Pemilu Serentak 2024 lebih banyak mudaratnya

Pelaksanaan Pemilu Serentak 2024 menggabungkan antara pilpres, pileg, dan pilkada potensi konfliknya lebih besar.

Ilustrasi. Alinea.id/Dwi Setiawan

Ada tiga kelemahan pelaksanaan Pilkada 2022 dan 2023 secara serentak dengan Pemilihan Presiden (Pilpres) dan Pemilihan Legislatif (Pileg) 2024. Hal itu disampaikan aggota Komisi II DPR RI, Surahman Hidayat.
 
Pertama, menurut dia, banyak daerah yang memiliki pemimpin berstatus pejabat sementara (pjs) dalam jangka waktu dua tahun. "Akan ada daerah-daerah yang memiliki pjs cukup lama, sehingga dikhawatirkan akan mempengaruhi efektivitas kinerja pemerintahan daerah. Pjs memiliki kewenangan dan dukungan masyarakat yang berbeda dibandingkan kepala daerah definitif," ujar Surahman, dalam keterangannya, Minggu (31/1).

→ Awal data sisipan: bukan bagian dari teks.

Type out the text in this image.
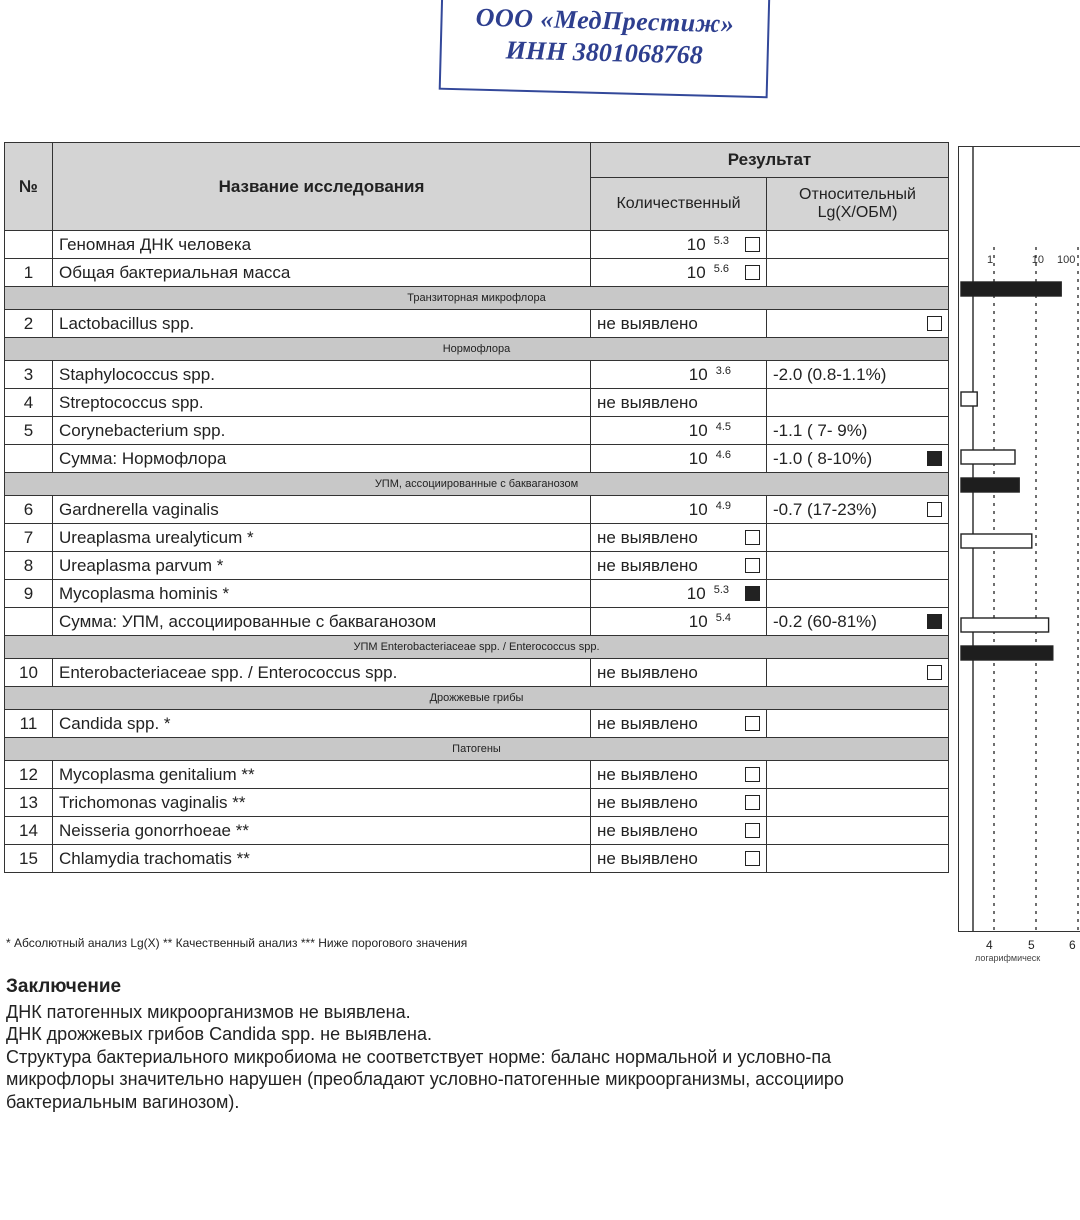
ООО «МедПрестиж»
ИНН 3801068768
№	Название исследования	Результат	
		Количественный	Относительный
Lg(X/ОБМ)

	Геномная ДНК человека	10 $^{5.3}$

1	Общая бактериальная масса	10 $^{5.6}$

Транзиторная микрофлора			
2	Lactobacillus spp.	не выявлено	

Нормофлора			
3	Staphylococcus spp.	10 $^{3.6}$	-2.0 (0.8-1.1%)

4	Streptococcus spp.	не выявлено	

5	Corynebacterium spp.	10 $^{4.5}$	-1.1 ( 7- 9%)

	Сумма: Нормофлора	10 $^{4.6}$	-1.0 ( 8-10%)

УПМ, ассоциированные с бакваганозом			
6	Gardnerella vaginalis	10 $^{4.9}$	-0.7 (17-23%)

7	Ureaplasma urealyticum *	не выявлено	

8	Ureaplasma parvum *	не выявлено	

9	Mycoplasma hominis *	10 $^{5.3}$

	Сумма: УПМ, ассоциированные с бакваганозом	10 $^{5.4}$	-0.2 (60-81%)

УПМ Enterobacteriaceae spp. / Enterococcus spp.			
10	Enterobacteriaceae spp. / Enterococcus spp.	не выявлено	

Дрожжевые грибы			
11	Candida spp. *	не выявлено	

Патогены			
12	Mycoplasma genitalium **	не выявлено	

13	Trichomonas vaginalis **	не выявлено	

14	Neisseria gonorrhoeae **	не выявлено	

15	Chlamydia trachomatis **	не выявлено	

1	10 100
* Абсолютный анализ Lg(X) ** Качественный анализ *** Ниже порогового значения	4	5	6
логарифмическ
Заключение
ДНК патогенных микроорганизмов не выявлена.
ДНК дрожжевых грибов Candida spp. не выявлена.
Структура бактериального микробиома не соответствует норме: баланс нормальной и условно-па
микрофлоры значительно нарушен (преобладают условно-патогенные микроорганизмы, ассоцииро
бактериальным вагинозом).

Kedua, pelaksanaan pilkada serentak memiliki potensi konflik yang lebih tinggi. Terlebih, dengan situasi masyarakat yang dinilai bingung menghadapi pandemi Covid-19. "Pilkada serentak akan membuat situasi menjadi sensitif, sedikit pemicu dapat menimbulkan konflik horizontal," tuturny.

Ketiga, kata dia, biaya pilkada serentak dalam satu waktu dinilai terbilang lebih mahal dan potensi angka golput semakin tinggi. Karena itu, politikus PKS ini menyarankan, agar pelaksanaan Pilkada 2022 dan 2023 tetap dilaksanakan.

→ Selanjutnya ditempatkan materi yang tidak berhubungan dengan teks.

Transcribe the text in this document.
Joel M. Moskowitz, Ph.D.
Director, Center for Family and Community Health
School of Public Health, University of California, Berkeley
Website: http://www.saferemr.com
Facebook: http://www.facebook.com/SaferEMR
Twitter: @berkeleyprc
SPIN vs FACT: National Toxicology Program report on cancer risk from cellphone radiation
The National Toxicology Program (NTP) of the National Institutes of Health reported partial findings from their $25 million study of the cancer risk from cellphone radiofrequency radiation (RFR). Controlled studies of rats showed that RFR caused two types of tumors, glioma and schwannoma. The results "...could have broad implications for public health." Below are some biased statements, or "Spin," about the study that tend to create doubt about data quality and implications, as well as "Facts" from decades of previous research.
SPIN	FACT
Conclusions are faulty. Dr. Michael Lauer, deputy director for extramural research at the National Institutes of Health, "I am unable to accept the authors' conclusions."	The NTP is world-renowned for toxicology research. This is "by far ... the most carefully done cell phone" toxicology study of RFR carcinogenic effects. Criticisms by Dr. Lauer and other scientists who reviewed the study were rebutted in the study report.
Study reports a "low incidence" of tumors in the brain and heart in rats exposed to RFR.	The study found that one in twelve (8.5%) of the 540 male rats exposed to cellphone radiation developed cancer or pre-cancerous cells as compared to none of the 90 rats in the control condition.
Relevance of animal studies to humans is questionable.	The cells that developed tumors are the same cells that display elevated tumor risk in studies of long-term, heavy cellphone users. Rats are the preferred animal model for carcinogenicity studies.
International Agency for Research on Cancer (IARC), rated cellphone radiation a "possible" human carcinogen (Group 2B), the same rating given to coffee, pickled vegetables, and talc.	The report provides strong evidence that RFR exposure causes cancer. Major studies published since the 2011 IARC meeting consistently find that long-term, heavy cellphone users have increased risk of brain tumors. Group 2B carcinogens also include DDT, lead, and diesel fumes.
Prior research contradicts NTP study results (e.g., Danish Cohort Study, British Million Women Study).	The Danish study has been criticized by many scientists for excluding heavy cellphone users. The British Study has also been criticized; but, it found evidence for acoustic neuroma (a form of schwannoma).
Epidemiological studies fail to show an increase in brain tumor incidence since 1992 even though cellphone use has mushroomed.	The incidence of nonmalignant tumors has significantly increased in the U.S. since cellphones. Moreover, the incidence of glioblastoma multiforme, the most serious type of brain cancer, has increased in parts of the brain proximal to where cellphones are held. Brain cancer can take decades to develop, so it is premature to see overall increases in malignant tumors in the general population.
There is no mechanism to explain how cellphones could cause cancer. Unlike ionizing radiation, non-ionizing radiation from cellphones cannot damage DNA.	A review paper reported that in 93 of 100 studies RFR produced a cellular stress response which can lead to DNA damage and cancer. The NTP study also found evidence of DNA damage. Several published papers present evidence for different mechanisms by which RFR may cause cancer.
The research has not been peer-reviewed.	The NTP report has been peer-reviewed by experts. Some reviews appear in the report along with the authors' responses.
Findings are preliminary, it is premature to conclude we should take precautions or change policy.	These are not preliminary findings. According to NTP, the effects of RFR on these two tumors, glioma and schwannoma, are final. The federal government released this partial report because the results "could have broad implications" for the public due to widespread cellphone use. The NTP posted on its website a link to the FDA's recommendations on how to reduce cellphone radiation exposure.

"Pelaksanaan pilkada tidak perlu dipaksakan dilaksanakan serentak dalam satu waktu baik tahun 2024 sebagaimana UU Pemilu maupun 2027 sebagaimana draft revisi UU Pemilu yang saat ini sedang dibahas di Badan Legislasi (Baleg) DPR RI," terang Surahman.

Terlebih, kata Surahman, telah ada putusan Mahkamah Konstitusi (MK) Nomkr 55/PUU-XVII/2019 tentang desain keserentakan pemilu. Dalam putusan itu, dia berkata, pemilu serentak memiliki makna pilpres, DPR RI dan DPD RI dilakukan dalam waktu yang sama.